Hey, look at me, catching up to pop culture circa two years ago! Three? Regardless! I am SO AWESOME.

Or something.

So ba-hasically, I avoided this book and its friends like the plague when they were all popular and stuff originally, but then they made a movie and now they’re making another movie and while I probably won’t watch either of them I sort of feel like I need to actually be able to converse in Stieg Larsson. See also: that time I read Twilight and then made my friend summarize the rest of the series for me.

Hey, anyone want to summarize the rest of this series for me?

In case you are like me from a week ago, here’s the gist of this first book: There’s a dude, and he’s a journalist, and he does a bad-journalist thing and publishes some libel, and then he gets a big fine and a jail sentence. Then, a very rich dude decides to pay the journalist dude a zillion dollars ostensibly to write the rich dude’s biography slash family history but actually to solve the murder of the rich dude’s… crap, let me go check the convenient family tree provided by Larsson… the rich dude’s grandniece, whose body disappeared under mysterious circumstances like forty years ago. Oh, to be a rich dude.

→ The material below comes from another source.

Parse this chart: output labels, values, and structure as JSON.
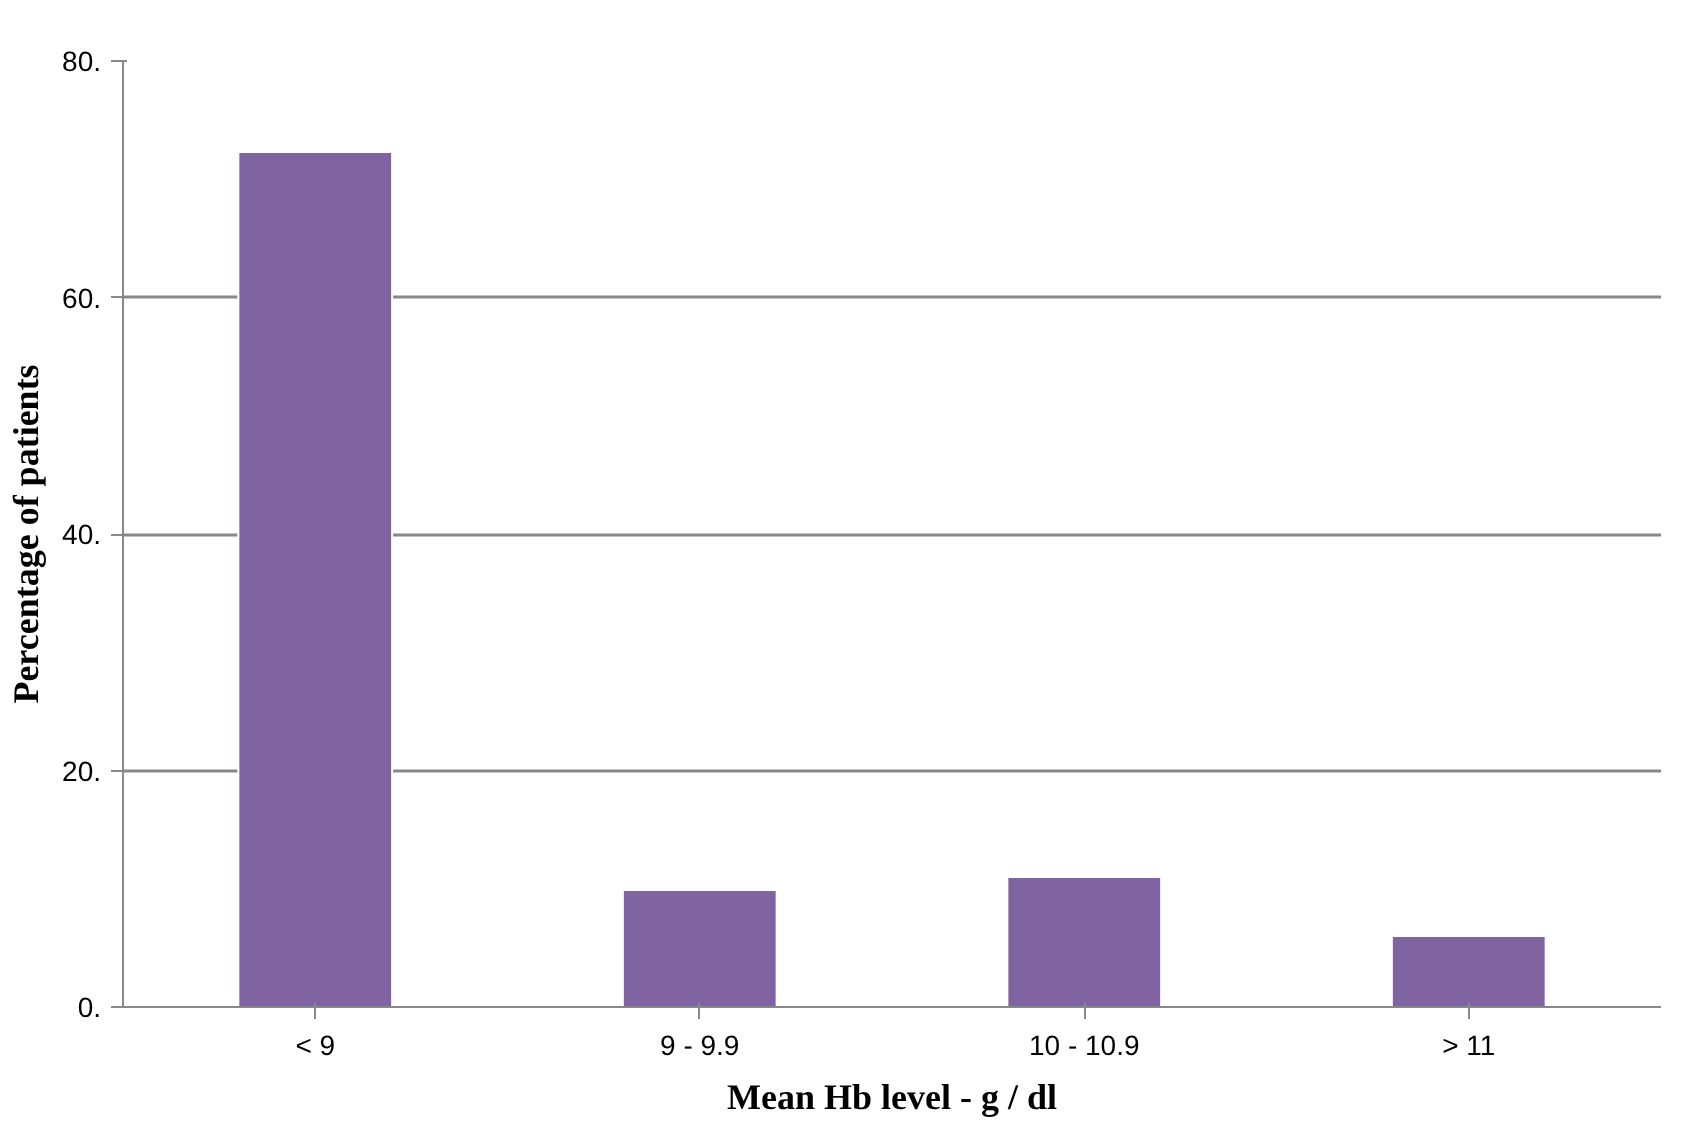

Meanwhile, there’s a chick, and she’s a sort of background checker slash private investigator slash hacker who is very very good at digging up dirt on people. She gets hired by the rich dude to investigate the journalist dude, and she does a good job, and then we find out that holy heck does she have some issues and HOLY HECK can she take care of herself regardless of said issues, holy heck, and then she ends up working with the journalist dude to solve the murder mystery and then another mystery besides.

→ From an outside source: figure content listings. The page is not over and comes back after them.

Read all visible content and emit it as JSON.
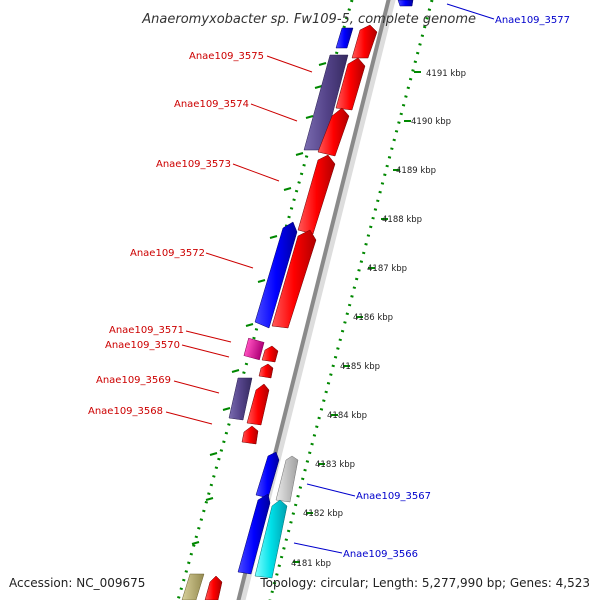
{
  "title": "Anaeromyxobacter sp. Fw109-5, complete genome",
  "accession": "Accession: NC_009675",
  "topology": "Topology: circular; Length: 5,277,990 bp; Genes: 4,523",
  "colors": {
    "forward_gene": "#ff0000",
    "reverse_gene": "#0000ff",
    "label_red": "#cc0000",
    "label_blue": "#0000cc",
    "dots": "#008800",
    "backbone": "#888888",
    "purple": "#55448a",
    "magenta": "#e0109a",
    "cyan": "#00e0e8",
    "gray": "#c8c8c8",
    "khaki": "#b8ae6e"
  },
  "kbp_ticks": [
    "4191 kbp",
    "4190 kbp",
    "4189 kbp",
    "4188 kbp",
    "4187 kbp",
    "4186 kbp",
    "4185 kbp",
    "4184 kbp",
    "4183 kbp",
    "4182 kbp",
    "4181 kbp"
  ],
  "gene_labels": {
    "anae3577": "Anae109_3577",
    "anae3575": "Anae109_3575",
    "anae3574": "Anae109_3574",
    "anae3573": "Anae109_3573",
    "anae3572": "Anae109_3572",
    "anae3571": "Anae109_3571",
    "anae3570": "Anae109_3570",
    "anae3569": "Anae109_3569",
    "anae3568": "Anae109_3568",
    "anae3567": "Anae109_3567",
    "anae3566": "Anae109_3566"
  }
}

That’s the basic plot, anyway. The HOLY HECK parts another big point of the story, and since Larsson throws in a lot of statistics and information on sexual assault of women, I think you can figure out what those parts might look like. This book is not for the squeamish. It can in fact be quite uncomfortable.

I’m not really sure what Larsson was going for with this novel. I mean, it’s pretty obvious that he was trying to make a Statement about violence against women, but this Statement is very uneven, what with the squicky parts and then the rest of the novel that basically pretends the squicky parts didn’t happen. And then of course there’s another point in there about Rich People and their propensity to be Horrible People too, and the awfulness of closed communities, and also how corporate espionage is bad stuff. So… yay? I learned things?

But Larsson did know what he was doing in the engaging writing department; even though I wasn’t totally onboard with this book I stayed up past midnight (shut up that’s WAY past my bedtime) glued to the pages as the mystery unraveled. And even when I got to the ending and was like, “Well, yeah, I saw that coming,” I was still also like, “But man, he did a good job bringing it here.” I can see how this ended up on many a beach in its prime.

Recommendation: It’s a brain-candy thriller, except for the unpleasantness. I’ll let you do your own math on it.

Rating: 6/10
(Global Reading Challenge)

2 thoughts on “The Girl with the Dragon Tattoo, by Stieg Larsson

  1. Cari says:

    I can summarize the rest of the series if you want. I enjoyed the first one enough to read the next two. And they are worth reading – I enjoyed them more than I did the first one. But it's up to you. I didn't LOVE them like Carol does, but they were good reading, and pretty essential for a librarian these days. Kind of like the Twilight thing.